DHFL did not promote any shell companies, says audit report

The audit report of TP Ostwal and Associates on housing finance company, DHFL, found the firm has not promoted any of the 26 shell companies to divert funds as alleged by a news agency. Moreover, the promoters of DHFL do not have any shareholding in the 26 companies nor do the 26 companies hold any stake in the housing finance company. The audit report also found no evidence of tax fraud against DHFL. However, the report finds that some of the loans disbursed to real estate developers involved in slum rehabilitation projects may have been used to purchase shares of Darshan developers from Kyta Advisors.
DHFL sanctioned and disbursed loans to the tune of Rs 2,000 crore to Notion Real Estate Private Limited, Earleen Real Estate Developers Private Limited, Prashul Real Estate Private Limited, Edweena Real Estate Private Limited as project loans for SRA development.

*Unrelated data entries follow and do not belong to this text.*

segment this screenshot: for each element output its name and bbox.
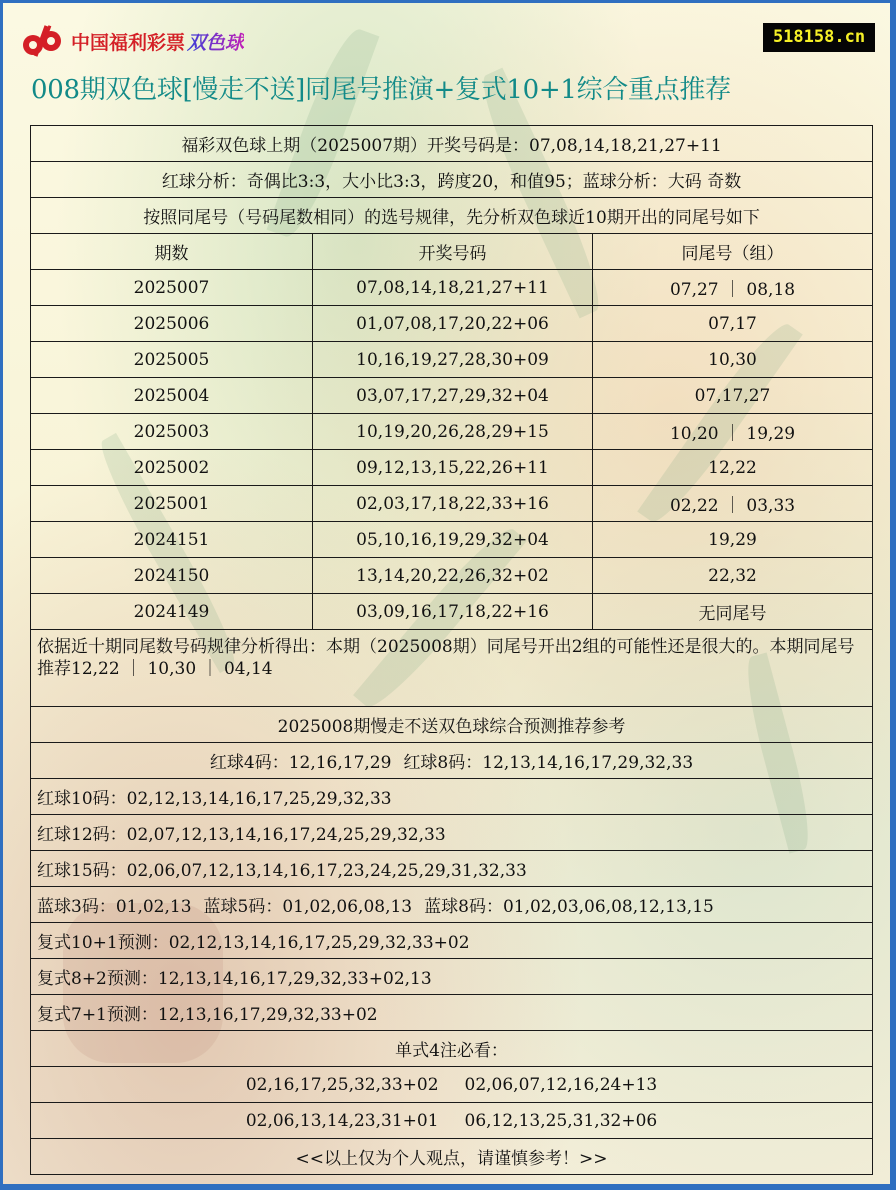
numbers-cell: 05,10,16,19,29,32+04 xyxy=(313,522,593,558)
period-cell: 2024150 xyxy=(31,558,313,594)
column-header-numbers: 开奖号码 xyxy=(313,234,593,270)
red-4-codes: 红球4码：12,16,17,29 xyxy=(209,753,392,773)
numbers-cell: 13,14,20,22,26,32+02 xyxy=(313,558,593,594)
logo-subtext: 双色球 xyxy=(187,28,244,55)
period-cell: 2025005 xyxy=(31,342,313,378)
blue-3-codes: 蓝球3码：01,02,13 xyxy=(37,897,192,917)
same-tail-cell: 10,30 xyxy=(593,342,873,378)
rule-intro: 按照同尾号（号码尾数相同）的选号规律，先分析双色球近10期开出的同尾号如下 xyxy=(31,198,873,234)
site-badge[interactable]: 518158.cn xyxy=(763,23,875,52)
fushi-10-1: 复式10+1预测：02,12,13,14,16,17,25,29,32,33+02 xyxy=(31,923,873,959)
numbers-cell: 03,09,16,17,18,22+16 xyxy=(313,594,593,630)
table-row xyxy=(31,594,873,630)
blue-8-codes: 蓝球8码：01,02,03,06,08,12,13,15 xyxy=(424,897,714,917)
period-cell: 2025006 xyxy=(31,306,313,342)
page-frame xyxy=(3,3,893,1184)
single-heading-row xyxy=(31,1031,873,1067)
logo-text: 中国福利彩票 xyxy=(71,31,186,54)
blue-codes-cell xyxy=(31,887,873,923)
period-cell: 2025007 xyxy=(31,270,313,306)
column-header-period: 期数 xyxy=(31,234,313,270)
disclaimer-row xyxy=(31,1139,873,1175)
red-12-codes: 红球12码：02,07,12,13,14,16,17,24,25,29,32,33 xyxy=(31,815,873,851)
single-pick: 06,12,13,25,31,32+06 xyxy=(464,1110,658,1131)
red-4-8-cell xyxy=(31,743,873,779)
lottery-logo xyxy=(21,23,244,59)
table-row xyxy=(31,486,873,522)
single-heading: 单式4注必看： xyxy=(31,1031,873,1067)
table-row xyxy=(31,450,873,486)
fushi-10-1-row xyxy=(31,923,873,959)
rule-intro-row xyxy=(31,198,873,234)
red-4-8-row xyxy=(31,743,873,779)
period-cell: 2024149 xyxy=(31,594,313,630)
numbers-cell: 09,12,13,15,22,26+11 xyxy=(313,450,593,486)
single-pair-cell xyxy=(31,1103,873,1139)
same-tail-cell: 02,22 ｜ 03,33 xyxy=(593,486,873,522)
same-tail-cell: 无同尾号 xyxy=(593,594,873,630)
red-10-row xyxy=(31,779,873,815)
last-draw-row xyxy=(31,126,873,162)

“Our examination of available financial statements of Darshan Developers indicates that the shareholding has indeed undergone a change during the period of our review and it is highly probable that certain amounts lent to the 4 companies may have been used to purchase shares of Darshan Developers aggregating to INR 1,424.16 crores from Kyta Advisors and other instruments worth INR 299.28 crores (total INR 1,723.44 crores)”, the audit report on DHFL mentioned.

A large part of the allegations levelled by a news agency pertained to the loans disbursed by the housing finance company to developers who were involved in slum rehabilitation projects. As of December 2018, loans disbursed to slum rehabilitation projects is to the tune of Rs 7,021 crore.
The independent audit report is on 39 of the 64 allegations levelled against the housing finance company by a news agency.
Certain lapses and departures from the standard operating procedures and policies laid by the company have been identified in the report. These lapses point to a deficiency in the adherence with policies in several instances - the risk of which needs to be examined by the company.
"Though the company is required to monitor post disbursal end use of funds by the borrowers, our examination indicates the monitoring in respect of 15 borrowers (loans amounting to Rs 7,485 crore) is significantly inadequate," added report.
The report further mentions that the finance committee that sanctions loans above Rs 200 crore consists of promoter Kapil Wadhawan ,Dheeraj Wadhawan and one independent director.
“The promoter directors can be said to have significant influence in the loan sanction process for loans exceeding INR 200 crores”, the report said.